Chris Thomas and Wars
I can kinda see where you might be coming from, given that standards could so easily drift towards a design-by-comittee compromise that suits no-one.
However, I do disagree on a number of things, including your comments about simplicity. Don't confuse the simple syntax of HTML and CSS with a lack of expressiveness. I certainly wouldn't say that simplicity implies ease of use or swift learning either... using CSS well is not a trivial skill. Nor does a complex syntax imply a more powerful, more useful, or more expressive language.
The other points you make are interesting and valid, but I do not feel that a unilateral decision to implement exciting new things by any developer of a commodity such as a web browser is a good thing for anyone. If every browser is different, suddenly I must choose between doing an order of magnitude more work or alienating a potentially significant) proportion of my client's customers. If the browsers without the shiny new features fall by the wayside, and so I have but one platform to develop for, what is to stop that platform from stagnating?
Hint: all these things have already happened, and absolutely no-one thought they were good developments (beyond perhaps Microsoft shareholders).
Your comments about SVG and Javascript, are interesting... but you may notice that firefox already has good support for SVG embedded in HTML and manipulated by javascript. Why does no-one use it? Because hardly anyone is keen on developing for a single browser. Who is going to make a cross-browser, cross platform SVG renderer, now Adobe is more interested in Flash? So now we are all stuck with flash which is a great inconvenience from my point of view as a *web developer* as opposed to a *web designer*. But the benefits and disadvantages of flash are a whole holy war unto themselves, which I've no interest in getting in to here.
Finally, I shall follow up your 'the web is not a book. get over it' comment with the observation that when people attempt to impose their own design idioms on to users, they often *reduce* the product's usefulness.
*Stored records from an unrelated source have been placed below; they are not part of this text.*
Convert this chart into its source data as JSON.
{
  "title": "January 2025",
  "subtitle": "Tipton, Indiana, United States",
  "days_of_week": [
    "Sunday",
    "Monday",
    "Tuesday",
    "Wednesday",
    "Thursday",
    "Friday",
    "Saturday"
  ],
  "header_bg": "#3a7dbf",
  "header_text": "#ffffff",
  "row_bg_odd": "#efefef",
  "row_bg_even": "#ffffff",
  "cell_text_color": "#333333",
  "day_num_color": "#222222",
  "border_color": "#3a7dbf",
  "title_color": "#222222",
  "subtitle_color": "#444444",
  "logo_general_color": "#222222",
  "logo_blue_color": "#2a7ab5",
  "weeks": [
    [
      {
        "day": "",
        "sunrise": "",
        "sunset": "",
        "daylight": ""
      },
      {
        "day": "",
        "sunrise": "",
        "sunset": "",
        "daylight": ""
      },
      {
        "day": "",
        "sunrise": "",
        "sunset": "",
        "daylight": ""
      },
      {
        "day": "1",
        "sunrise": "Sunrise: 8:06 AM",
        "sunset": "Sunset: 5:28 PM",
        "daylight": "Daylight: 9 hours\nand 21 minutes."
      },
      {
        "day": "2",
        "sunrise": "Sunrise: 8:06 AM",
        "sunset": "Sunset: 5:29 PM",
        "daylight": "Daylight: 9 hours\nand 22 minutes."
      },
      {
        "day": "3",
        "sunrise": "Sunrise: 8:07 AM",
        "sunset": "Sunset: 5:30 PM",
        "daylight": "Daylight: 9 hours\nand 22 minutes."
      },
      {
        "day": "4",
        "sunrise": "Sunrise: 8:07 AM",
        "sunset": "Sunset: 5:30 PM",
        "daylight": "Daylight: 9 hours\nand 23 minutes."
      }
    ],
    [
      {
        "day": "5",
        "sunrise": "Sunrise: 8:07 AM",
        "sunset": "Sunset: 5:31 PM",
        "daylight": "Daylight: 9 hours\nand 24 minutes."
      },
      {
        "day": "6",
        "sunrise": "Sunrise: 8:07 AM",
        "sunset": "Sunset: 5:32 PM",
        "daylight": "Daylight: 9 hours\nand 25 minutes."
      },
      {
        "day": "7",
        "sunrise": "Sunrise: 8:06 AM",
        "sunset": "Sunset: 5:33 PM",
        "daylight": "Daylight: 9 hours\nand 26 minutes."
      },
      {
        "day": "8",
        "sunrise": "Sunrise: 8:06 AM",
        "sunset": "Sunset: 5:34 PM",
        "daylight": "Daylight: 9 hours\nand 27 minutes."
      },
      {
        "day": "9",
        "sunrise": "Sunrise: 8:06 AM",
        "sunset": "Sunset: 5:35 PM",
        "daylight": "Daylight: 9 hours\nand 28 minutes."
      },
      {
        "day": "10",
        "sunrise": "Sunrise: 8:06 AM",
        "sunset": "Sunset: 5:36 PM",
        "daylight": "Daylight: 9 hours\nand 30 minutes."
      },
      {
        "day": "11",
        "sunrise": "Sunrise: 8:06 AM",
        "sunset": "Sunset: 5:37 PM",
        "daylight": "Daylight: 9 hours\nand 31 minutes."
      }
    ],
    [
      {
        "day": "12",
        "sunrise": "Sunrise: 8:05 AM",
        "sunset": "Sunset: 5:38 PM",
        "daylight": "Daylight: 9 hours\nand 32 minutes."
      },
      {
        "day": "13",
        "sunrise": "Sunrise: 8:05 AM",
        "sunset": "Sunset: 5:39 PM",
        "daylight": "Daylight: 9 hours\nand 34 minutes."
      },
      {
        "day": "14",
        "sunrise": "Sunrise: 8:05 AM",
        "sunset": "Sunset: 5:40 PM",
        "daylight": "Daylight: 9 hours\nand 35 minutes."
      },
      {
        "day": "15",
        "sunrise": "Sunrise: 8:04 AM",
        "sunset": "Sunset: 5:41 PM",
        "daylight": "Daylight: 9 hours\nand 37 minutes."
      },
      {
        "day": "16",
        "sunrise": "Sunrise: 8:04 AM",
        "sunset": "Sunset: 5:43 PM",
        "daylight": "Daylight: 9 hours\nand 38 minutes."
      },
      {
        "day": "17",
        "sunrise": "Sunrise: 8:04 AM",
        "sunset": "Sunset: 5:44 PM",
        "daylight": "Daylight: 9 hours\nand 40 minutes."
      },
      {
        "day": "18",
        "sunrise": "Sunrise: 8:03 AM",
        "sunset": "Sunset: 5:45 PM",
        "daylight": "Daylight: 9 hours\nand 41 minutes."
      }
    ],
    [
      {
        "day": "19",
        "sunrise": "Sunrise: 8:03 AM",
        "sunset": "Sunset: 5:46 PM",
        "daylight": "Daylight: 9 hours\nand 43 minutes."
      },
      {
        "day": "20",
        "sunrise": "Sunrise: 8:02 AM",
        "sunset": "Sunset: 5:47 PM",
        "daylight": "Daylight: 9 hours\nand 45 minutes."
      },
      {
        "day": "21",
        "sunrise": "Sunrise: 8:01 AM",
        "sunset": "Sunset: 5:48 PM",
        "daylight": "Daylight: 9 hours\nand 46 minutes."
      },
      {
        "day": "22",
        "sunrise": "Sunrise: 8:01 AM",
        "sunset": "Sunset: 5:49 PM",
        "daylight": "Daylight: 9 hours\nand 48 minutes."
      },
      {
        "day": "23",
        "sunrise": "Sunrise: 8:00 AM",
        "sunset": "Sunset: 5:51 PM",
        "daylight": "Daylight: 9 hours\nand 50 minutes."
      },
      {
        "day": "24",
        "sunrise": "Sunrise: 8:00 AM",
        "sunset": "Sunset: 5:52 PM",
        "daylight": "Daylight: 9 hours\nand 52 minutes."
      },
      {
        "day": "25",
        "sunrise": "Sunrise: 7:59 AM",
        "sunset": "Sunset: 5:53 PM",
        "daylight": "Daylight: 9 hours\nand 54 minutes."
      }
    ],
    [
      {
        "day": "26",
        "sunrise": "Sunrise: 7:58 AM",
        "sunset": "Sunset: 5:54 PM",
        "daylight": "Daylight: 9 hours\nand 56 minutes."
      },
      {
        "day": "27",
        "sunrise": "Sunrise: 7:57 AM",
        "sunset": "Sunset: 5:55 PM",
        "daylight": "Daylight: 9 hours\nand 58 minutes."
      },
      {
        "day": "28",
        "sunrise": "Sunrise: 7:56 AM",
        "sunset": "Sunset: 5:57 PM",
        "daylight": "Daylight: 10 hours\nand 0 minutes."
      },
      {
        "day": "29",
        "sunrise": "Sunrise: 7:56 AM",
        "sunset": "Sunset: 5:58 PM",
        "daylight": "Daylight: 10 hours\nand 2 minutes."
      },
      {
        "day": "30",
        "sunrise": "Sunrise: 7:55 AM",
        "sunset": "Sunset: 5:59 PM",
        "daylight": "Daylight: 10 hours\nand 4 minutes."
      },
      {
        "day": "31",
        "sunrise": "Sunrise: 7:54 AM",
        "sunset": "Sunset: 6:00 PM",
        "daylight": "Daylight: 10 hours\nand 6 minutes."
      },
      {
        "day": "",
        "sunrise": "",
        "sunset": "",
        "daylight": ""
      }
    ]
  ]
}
PDF documents, flash websites.... they all beautifully convey a designer's vision to an end user, but unlike HTML if that design and vision is lacking the user is powerless to do anything about it. Little things like cut'n'paste, or various accessibility issues spring to mind.
Suffice to say, simplicity and standards are generally good things. The complex and the proprietory are often an irritation.
Anyway, I've already rambled too much and too incoherently.